US 11,887,313 B2
Computing platform using machine learning for foreground mask estimation
Hugh Ross Sanderson, Shenton Park (AU); Henrik Levring, Manila (PH); and Julien Charles Flack, Swanbourne (AU)
Assigned to SplitmediaLabs Limited, Kwun Tong (HK)
Appl. No. 18/247,308
Filed by SplitmediaLabs Limited, Kwun Tong (HK)
PCT Filed Sep. 26, 2021, PCT No. PCT/CN2021/120724
§ 371(c)(1), (2) Date Mar. 30, 2023,
PCT Pub. No. WO2022/068735, PCT Pub. Date Apr. 7, 2022.
Claims priority of provisional application 63/085,285, filed on Sep. 30, 2020.
Prior Publication US 2023/0267620 A1, Aug. 24, 2023
Int. Cl. G06T 7/194 (2017.01); G06V 20/40 (2022.01); G06V 10/82 (2022.01); G06V 10/774 (2022.01)

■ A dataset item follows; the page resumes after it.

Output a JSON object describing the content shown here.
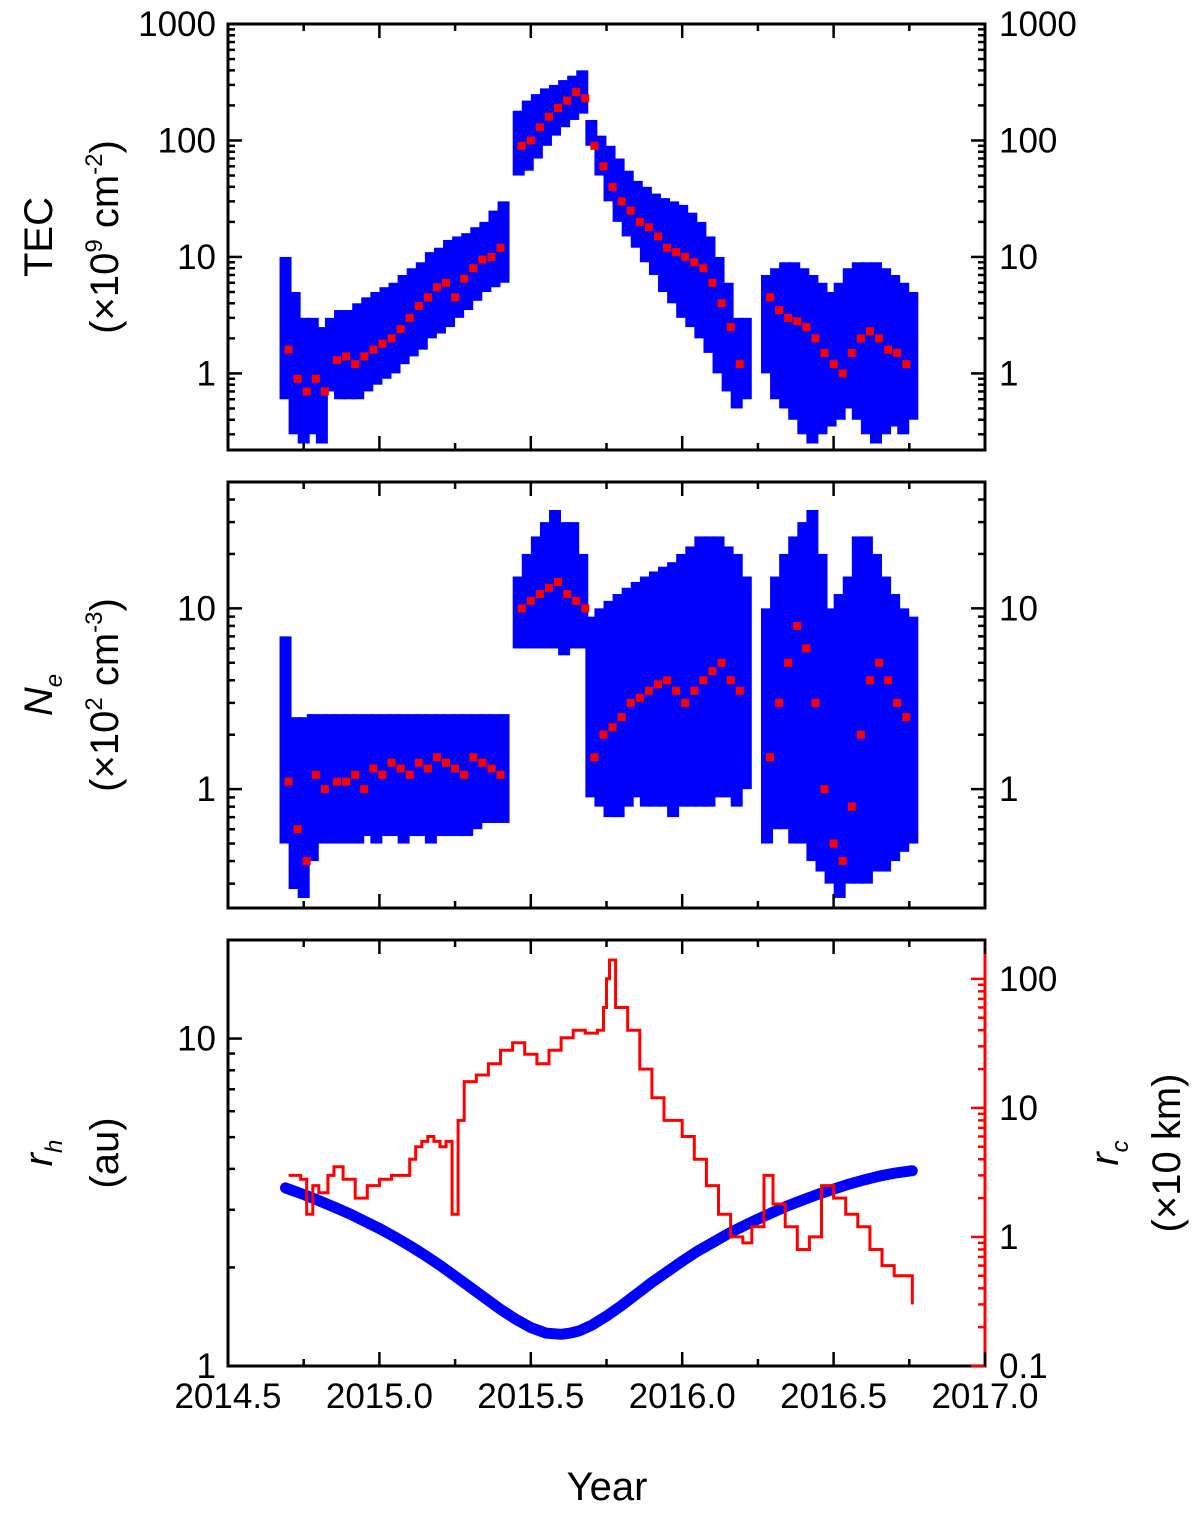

CPC G06T 7/194 (2017.01) [G06V 10/774 (2022.01); G06V 10/82 (2022.01); G06V 20/49 (2022.01); G06T 2200/24 (2013.01); G06T 2207/10016 (2013.01); G06T 2207/10024 (2013.01); G06T 2207/20076 (2013.01); G06T 2207/20081 (2013.01); G06T 2207/20084 (2013.01)] 20 Claims
OG exemplary drawing
 
1. A computing platform comprising:
at least one processor;
a communication interface communicatively coupled to the at least one processor; and
memory storing computer-readable instructions that, when executed by the at least one processor, cause the computing platform to:
receive a set of images and corresponding ground truth foreground masks;
train, using the set of images and corresponding ground truth foreground masks, a first neural network to distinguish between image foregrounds and backgrounds, wherein training the first neural network results in a first set of foreground masks each corresponding to an image of the set of images, wherein distinguishing between the image foregrounds and the backgrounds comprises separating an identified subject of a video from a corresponding background, and wherein training the first neural network comprises training the first neural network using a first subset of the set of images corresponding to a first resolution and a first component configuration and a second subset of the set of images corresponding to a second resolution and a second component configuration;
estimate, for each image of the set of images and based on the foreground mask inferred by the first neural network, and images from a sequence temporarily related to the image, a first background clean plate;
train, using the set of images, the first background clean plates, and a set of corresponding ground truth mask images, a second neural network, wherein training the second neural network configures the second neural network to output foreground masks based on video input information; and
deploy, to an implementation computing device, the second neural network.